Baker siguió el rastro hasta la quebrada, se acercó al borde y miró hacia el fondo. Ningún coche había caído al cauce seco. Vio sólo una serpiente que se alejaba de él reptando entre las piedras. Se estremeció.

De pronto llamó su atención algo de color blanco que brillaba a unos pasos de él, terraplén abajo. Baker descendió por la pendiente para verlo mejor. Era un objeto de cerámica blanca, cuadrado, de unos dos centímetros y medio de lado. Parecía un aislante eléctrico. Baker lo cogió, sorprendiéndose al notarlo frío al tacto.
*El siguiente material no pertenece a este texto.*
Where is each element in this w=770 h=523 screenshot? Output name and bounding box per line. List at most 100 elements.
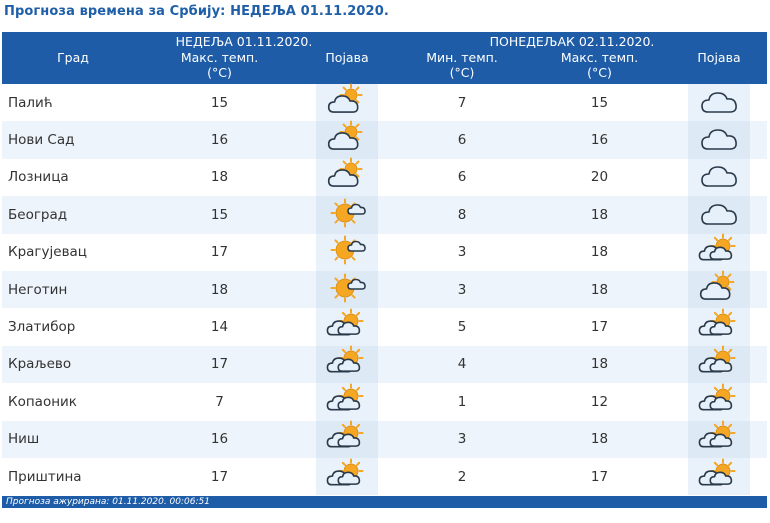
day2-max-temp: 18 (590, 356, 609, 373)
city-name: Краљево (8, 356, 72, 373)
day2-weather-cell (688, 457, 750, 496)
partly-cloudy-icon (327, 120, 363, 150)
mostly-sunny-icon (327, 198, 367, 232)
day2-max-temp: 17 (590, 468, 609, 485)
day2-min-temp: 3 (457, 431, 467, 448)
day2-min-temp: 1 (457, 393, 467, 410)
sun-behind-clouds-icon (698, 458, 736, 486)
header-day2: ПОНЕДЕЉАК 02.11.2020. (489, 34, 655, 49)
partly-cloudy-icon (327, 157, 367, 194)
cloud-icon (701, 129, 737, 150)
table-header: НЕДЕЉА 01.11.2020. ПОНЕДЕЉАК 02.11.2020.… (2, 32, 767, 84)
cloud-icon (699, 198, 739, 232)
city-name: Београд (8, 206, 68, 223)
day1-weather-cell (316, 457, 378, 496)
day2-min-temp: 2 (457, 468, 467, 485)
day1-weather-cell (316, 196, 378, 234)
day1-max-temp: 18 (210, 169, 229, 186)
day2-min-temp: 4 (457, 356, 467, 373)
sun-behind-clouds-icon (698, 420, 736, 448)
day2-max-temp: 18 (590, 431, 609, 448)
header-day1: НЕДЕЉА 01.11.2020. (175, 34, 313, 49)
day2-weather-cell (688, 420, 750, 458)
mostly-sunny-icon (327, 273, 367, 307)
table-row: Приштина 17 2 17 (2, 457, 767, 496)
city-name: Приштина (8, 468, 82, 485)
city-name: Копаоник (8, 393, 77, 410)
sun-behind-clouds-icon (326, 383, 367, 419)
table-row: Нови Сад 16 6 16 (2, 120, 767, 159)
mostly-sunny-icon (330, 198, 366, 228)
day1-max-temp: 14 (210, 319, 229, 336)
city-name: Ниш (8, 431, 40, 448)
day1-weather-cell (316, 83, 378, 122)
table-row: Краљево 17 4 18 (2, 345, 767, 384)
header-day1-phenomenon: Појава (325, 50, 369, 65)
day1-max-temp: 16 (210, 431, 229, 448)
day2-max-temp: 18 (590, 206, 609, 223)
city-name: Златибор (8, 319, 76, 336)
day2-max-temp: 15 (590, 94, 609, 111)
day2-weather-cell (688, 196, 750, 234)
sun-behind-clouds-icon (326, 420, 367, 456)
sun-behind-clouds-icon (326, 345, 364, 373)
day1-weather-cell (316, 308, 378, 346)
day2-weather-cell (688, 308, 750, 346)
day2-max-temp: 18 (590, 281, 609, 298)
table-row: Лозница 18 6 20 (2, 157, 767, 197)
day1-max-temp: 15 (210, 94, 229, 111)
day1-max-temp: 17 (210, 244, 229, 261)
header-day2-phenomenon: Појава (697, 50, 741, 65)
day2-weather-cell (688, 345, 750, 384)
cloud-icon (699, 123, 739, 157)
day1-max-temp: 18 (210, 281, 229, 298)
day1-weather-cell (316, 157, 378, 197)
sun-behind-clouds-icon (698, 345, 736, 373)
cloud-icon (701, 91, 737, 113)
partly-cloudy-icon (327, 120, 367, 157)
day1-max-temp: 15 (210, 206, 229, 223)
day1-weather-cell (316, 120, 378, 159)
footer-updated: Прогноза ажурирана: 01.11.2020. 00:06:51 (2, 496, 767, 509)
day1-weather-cell (316, 345, 378, 384)
header-day1-max: Макс. темп. (°C) (157, 50, 282, 80)
day2-weather-cell (688, 270, 750, 309)
day2-weather-cell (688, 383, 750, 421)
header-day2-min-unit: (°C) (449, 65, 475, 80)
header-day2-min: Мин. темп. (°C) (402, 50, 522, 80)
sun-behind-clouds-icon (698, 420, 739, 456)
day2-max-temp: 17 (590, 319, 609, 336)
sun-behind-clouds-icon (326, 383, 364, 411)
cloud-icon (699, 86, 739, 120)
sun-behind-clouds-icon (326, 308, 364, 336)
day1-max-temp: 7 (215, 393, 224, 410)
city-name: Палић (8, 94, 53, 111)
partly-cloudy-icon (327, 83, 363, 113)
day1-weather-cell (316, 233, 378, 271)
header-city: Град (57, 50, 89, 65)
sun-behind-clouds-icon (698, 233, 736, 261)
day2-min-temp: 6 (457, 132, 467, 149)
sun-behind-clouds-icon (326, 458, 364, 486)
day2-min-temp: 8 (457, 206, 467, 223)
header-day1-max-unit: (°C) (207, 65, 232, 80)
day2-weather-cell (688, 121, 750, 159)
sun-behind-clouds-icon (698, 233, 739, 269)
day2-weather-cell (688, 84, 750, 122)
table-row: Ниш 16 3 18 (2, 420, 767, 458)
day2-min-temp: 5 (457, 319, 467, 336)
table-row: Неготин 18 3 18 (2, 270, 767, 309)
partly-cloudy-icon (699, 270, 739, 307)
table-row: Палић 15 7 15 (2, 83, 767, 122)
header-day2-min-label: Мин. темп. (426, 50, 498, 65)
sun-behind-clouds-icon (698, 308, 739, 344)
header-day2-max-label: Макс. темп. (560, 50, 639, 65)
day2-max-temp: 12 (590, 393, 609, 410)
sun-behind-clouds-icon (698, 308, 736, 336)
partly-cloudy-icon (327, 157, 363, 188)
table-row: Златибор 14 5 17 (2, 308, 767, 346)
sun-behind-clouds-icon (698, 345, 739, 381)
city-name: Неготин (8, 281, 68, 298)
sun-behind-clouds-icon (698, 383, 736, 411)
day2-max-temp: 16 (590, 132, 609, 149)
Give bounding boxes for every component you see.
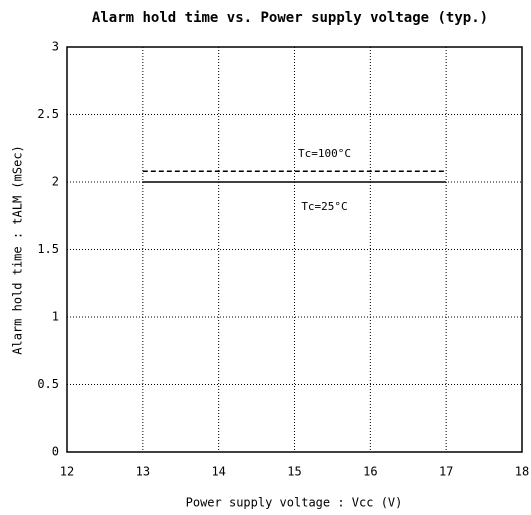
y-tick-label: 0: [52, 445, 59, 459]
x-tick-label: 18: [515, 465, 529, 479]
x-tick-label: 17: [439, 465, 453, 479]
x-tick-label: 12: [60, 465, 74, 479]
x-tick-label: 13: [136, 465, 150, 479]
plot-frame: [66, 46, 523, 453]
y-tick-label: 2.5: [37, 107, 59, 121]
y-tick-label: 0.5: [37, 377, 59, 391]
series-annotation: Tc=25°C: [301, 200, 347, 213]
x-axis-label: Power supply voltage : Vcc (V): [186, 496, 403, 510]
y-axis-label: Alarm hold time : tALM (mSec): [11, 145, 25, 355]
x-tick-label: 15: [287, 465, 301, 479]
y-tick-label: 1.5: [37, 242, 59, 256]
y-tick-label: 2: [52, 175, 59, 189]
x-tick-label: 16: [363, 465, 377, 479]
chart-title: Alarm hold time vs. Power supply voltage…: [92, 10, 488, 26]
y-tick-label: 1: [52, 310, 59, 324]
y-tick-label: 3: [52, 40, 59, 54]
x-tick-label: 14: [211, 465, 225, 479]
series-annotation: Tc=100°C: [298, 147, 351, 160]
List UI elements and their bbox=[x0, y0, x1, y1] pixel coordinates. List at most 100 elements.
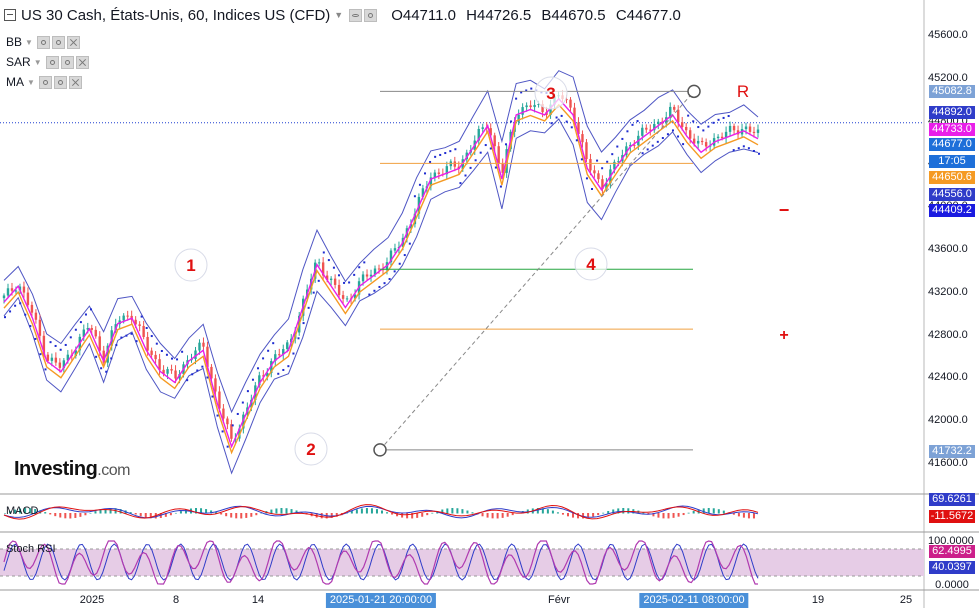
indicator-bb[interactable]: BB ▼ bbox=[6, 34, 80, 50]
macd-bar bbox=[29, 508, 32, 514]
candle-body bbox=[122, 315, 125, 321]
candles bbox=[2, 89, 760, 445]
sar-dot bbox=[160, 349, 163, 352]
sar-dot bbox=[170, 357, 173, 360]
candle-body bbox=[677, 109, 680, 123]
sar-dot bbox=[631, 123, 634, 126]
candle-body bbox=[373, 268, 377, 275]
sar-dot bbox=[424, 172, 427, 175]
sar-dot bbox=[115, 344, 118, 347]
macd-bar bbox=[275, 508, 278, 514]
candle-body bbox=[389, 250, 393, 263]
candle-body bbox=[274, 354, 277, 362]
sar-dot bbox=[682, 143, 685, 146]
macd-bar bbox=[350, 511, 353, 514]
collapse-icon[interactable] bbox=[4, 9, 16, 21]
candle-body bbox=[206, 346, 209, 367]
candle-body bbox=[429, 177, 433, 187]
sar-dot bbox=[454, 148, 457, 151]
sar-dot bbox=[196, 369, 199, 372]
settings-icon[interactable] bbox=[36, 35, 50, 49]
sar-dot bbox=[722, 116, 725, 119]
candle bbox=[673, 104, 676, 113]
candle bbox=[449, 159, 453, 170]
sar-dot bbox=[64, 343, 67, 346]
candle bbox=[94, 326, 97, 339]
macd-bar bbox=[59, 513, 62, 518]
candle bbox=[278, 348, 281, 358]
sar-dot bbox=[742, 145, 745, 148]
sar-dot bbox=[272, 342, 275, 345]
chevron-down-icon[interactable]: ▼ bbox=[334, 10, 344, 20]
visibility-icon[interactable] bbox=[51, 35, 65, 49]
sar-dot bbox=[489, 147, 492, 150]
macd-bar bbox=[235, 513, 238, 519]
macd-bar bbox=[602, 512, 605, 514]
sar-dot bbox=[621, 137, 624, 140]
candle-body bbox=[50, 357, 54, 361]
candle-body bbox=[14, 290, 18, 292]
macd-bar bbox=[290, 509, 293, 514]
close-icon[interactable] bbox=[66, 35, 80, 49]
time-tick: 8 bbox=[172, 594, 180, 606]
candle-body bbox=[445, 166, 449, 175]
candle bbox=[756, 124, 760, 138]
price-tick: 42800.0 bbox=[928, 328, 968, 341]
candle-body bbox=[329, 278, 333, 281]
macd-bar bbox=[174, 512, 177, 514]
chevron-down-icon[interactable]: ▼ bbox=[27, 77, 35, 87]
candle-body bbox=[210, 366, 213, 379]
macd-bar bbox=[44, 512, 47, 514]
candle-body bbox=[98, 336, 101, 351]
candle-body bbox=[597, 173, 600, 180]
candle bbox=[437, 168, 441, 180]
close-icon[interactable] bbox=[75, 55, 89, 69]
plus-label: + bbox=[779, 327, 788, 344]
visibility-icon[interactable] bbox=[60, 55, 74, 69]
candle bbox=[62, 358, 66, 373]
candle-body bbox=[673, 106, 676, 110]
settings-icon[interactable] bbox=[364, 8, 378, 22]
settings-icon[interactable] bbox=[45, 55, 59, 69]
macd-bar bbox=[19, 508, 22, 514]
sar-dot bbox=[181, 350, 184, 353]
candle-body bbox=[345, 298, 349, 300]
visibility-icon[interactable] bbox=[53, 75, 67, 89]
sar-dot bbox=[287, 365, 290, 368]
candle-body bbox=[134, 319, 137, 325]
settings-icon[interactable] bbox=[38, 75, 52, 89]
sar-dot bbox=[499, 185, 502, 188]
sar-dot bbox=[636, 120, 639, 123]
bollinger-lower bbox=[3, 118, 759, 475]
price-badge: 44409.2 bbox=[929, 204, 975, 217]
sar-dot bbox=[469, 166, 472, 169]
macd-bar bbox=[511, 513, 514, 516]
candle bbox=[453, 156, 457, 172]
candle-body bbox=[353, 294, 357, 299]
price-badge: 41732.2 bbox=[929, 445, 975, 458]
macd-bar bbox=[320, 513, 323, 519]
chevron-down-icon[interactable]: ▼ bbox=[25, 37, 33, 47]
chevron-down-icon[interactable]: ▼ bbox=[33, 57, 42, 67]
macd-bar bbox=[722, 510, 725, 514]
indicator-ma[interactable]: MA ▼ bbox=[6, 74, 82, 90]
candle bbox=[433, 169, 437, 182]
candle-body bbox=[569, 99, 572, 108]
macd-bar bbox=[245, 513, 248, 518]
stoch-axis-top: 100.0000 bbox=[928, 535, 974, 547]
macd-bar bbox=[225, 513, 228, 517]
close-icon[interactable] bbox=[68, 75, 82, 89]
eye-icon[interactable] bbox=[349, 8, 363, 22]
candle bbox=[30, 301, 34, 318]
macd-bar bbox=[179, 511, 182, 514]
macd-bar bbox=[9, 511, 12, 514]
candle-body bbox=[174, 370, 177, 379]
sar-dot bbox=[727, 115, 730, 118]
candle bbox=[529, 100, 532, 111]
macd-bar bbox=[240, 513, 243, 519]
indicator-sar[interactable]: SAR ▼ bbox=[6, 54, 89, 70]
candle-body bbox=[645, 127, 648, 130]
sar-dot bbox=[403, 254, 406, 257]
sar-dot bbox=[241, 401, 244, 404]
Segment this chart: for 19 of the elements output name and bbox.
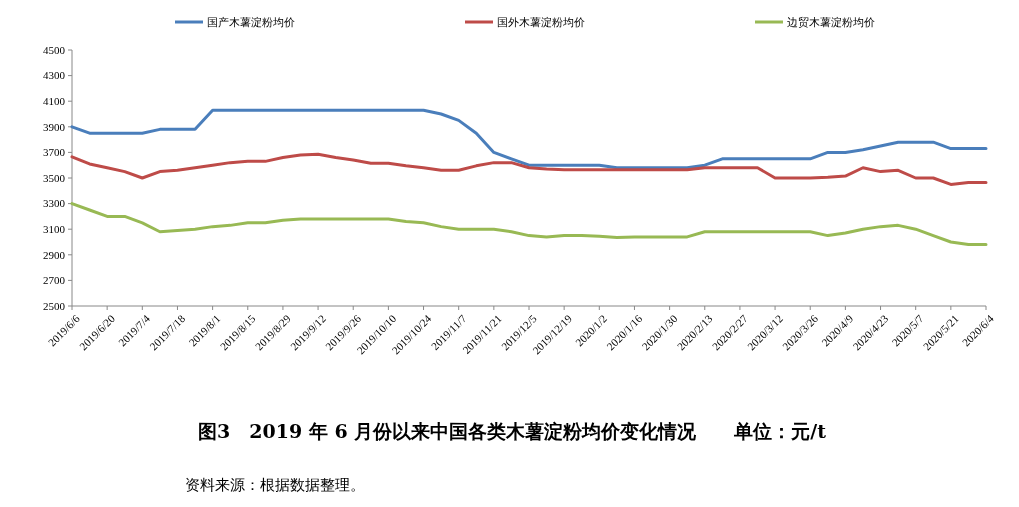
- line-series: [70, 202, 988, 247]
- line-series: [70, 108, 988, 170]
- y-tick-label: 4500: [43, 43, 66, 56]
- line-series: [70, 152, 988, 186]
- y-tick-label: 2900: [43, 248, 66, 261]
- legend-label: 国外木薯淀粉均价: [497, 15, 585, 29]
- y-tick-label: 4300: [43, 69, 66, 82]
- text: 图3 2019 年 6 月份以来中国各类木薯淀粉均价变化情况 单位：元/t: [198, 420, 827, 442]
- y-tick-label: 4100: [43, 95, 66, 108]
- legend-label: 国产木薯淀粉均价: [207, 15, 295, 29]
- y-tick-label: 2500: [43, 299, 66, 312]
- y-tick-label: 3100: [43, 223, 66, 236]
- text: 资料来源：根据数据整理。: [185, 476, 365, 494]
- y-tick-label: 3500: [43, 171, 66, 184]
- legend-label: 边贸木薯淀粉均价: [787, 15, 875, 29]
- y-tick-label: 3700: [43, 146, 66, 159]
- y-tick-label: 3900: [43, 120, 66, 133]
- y-tick-label: 3300: [43, 197, 66, 210]
- y-tick-label: 2700: [43, 274, 66, 287]
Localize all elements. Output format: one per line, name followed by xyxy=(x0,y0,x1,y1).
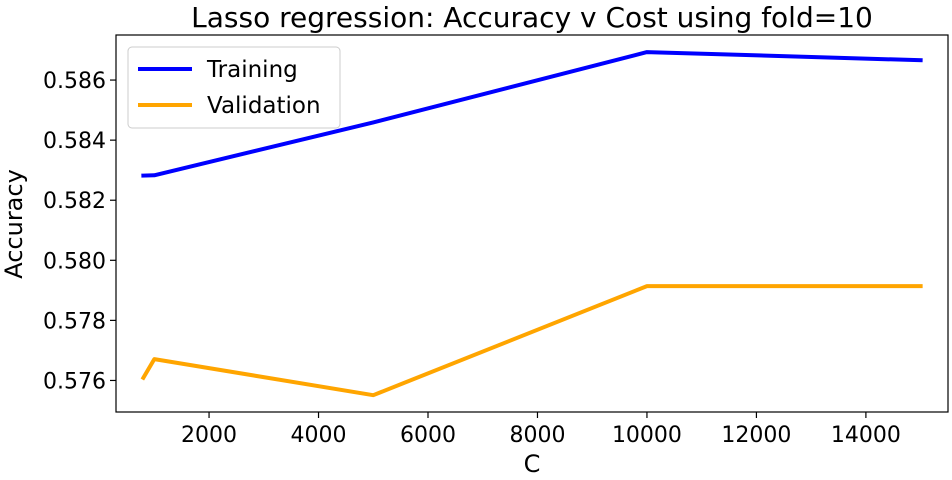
series-line-validation xyxy=(140,284,923,398)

Tal vez era uno de esos materiales que no absorbían el calor.

Observándolo de cerca, vio grabadas en un ángulo las siglas ITC. En un costado, sin sobresalir de la superficie, había una especie de botón. Baker se preguntó qué ocurriría si apretaba el botón. Allí de pie bajo el sol, rodeado de rocas, lo apretó.

No pasó nada.

Volvió a apretarlo. Otra vez nada.

Baker trepó por el terraplén, salió de la quebrada y regresó al coche. El anciano dormía, roncando ruidosamente. Liz consultaba los mapas.

—El pueblo grande más cercano es Gallup.

Baker puso el motor en marcha.

—Gallup, en efecto.

En cuanto tomaron de nuevo la interestatal, rumbo al sur, hacia Gallup, mejoraron el promedio de velocidad. El anciano seguía dormido. Liz lo miró y dijo:

—Dan…

—¿Qué?

—¿Te has fijado en sus manos?

—¿En qué concretamente?

—En las puntas de los dedos —respondió Liz.

Apartando la vista de la carretera, Baker echó una rápida ojeada al asiento posterior. El anciano tenía enrojecidos los extremos de los dedos casi hasta el segundo nudillo.

—¿Y qué tiene eso de raro? Serán quemaduras de sol.

—¿Sólo en las puntas de los dedos? ¿Por qué no en toda la mano?

Baker se encogió de hombros.

—Antes no tenía así los dedos —dijo Liz—. No los tenía rojos cuando lo hemos recogido.

—Cariño, probablemente no lo has notado.

—Sí lo he notado, porque tiene las uñas muy arregladas, de manicura, y me ha parecido extraño que aquí, en medio del desierto, un anciano llevara hecha la manicura.

—Ya.

Baker miró su reloj. Se preguntó cuánto tiempo tendrían que quedarse en el hospital de Gallup. Horas, posiblemente.

Suspiró.

Ante ellos, la carretera continuaba recta y llana hasta perderse en el horizonte.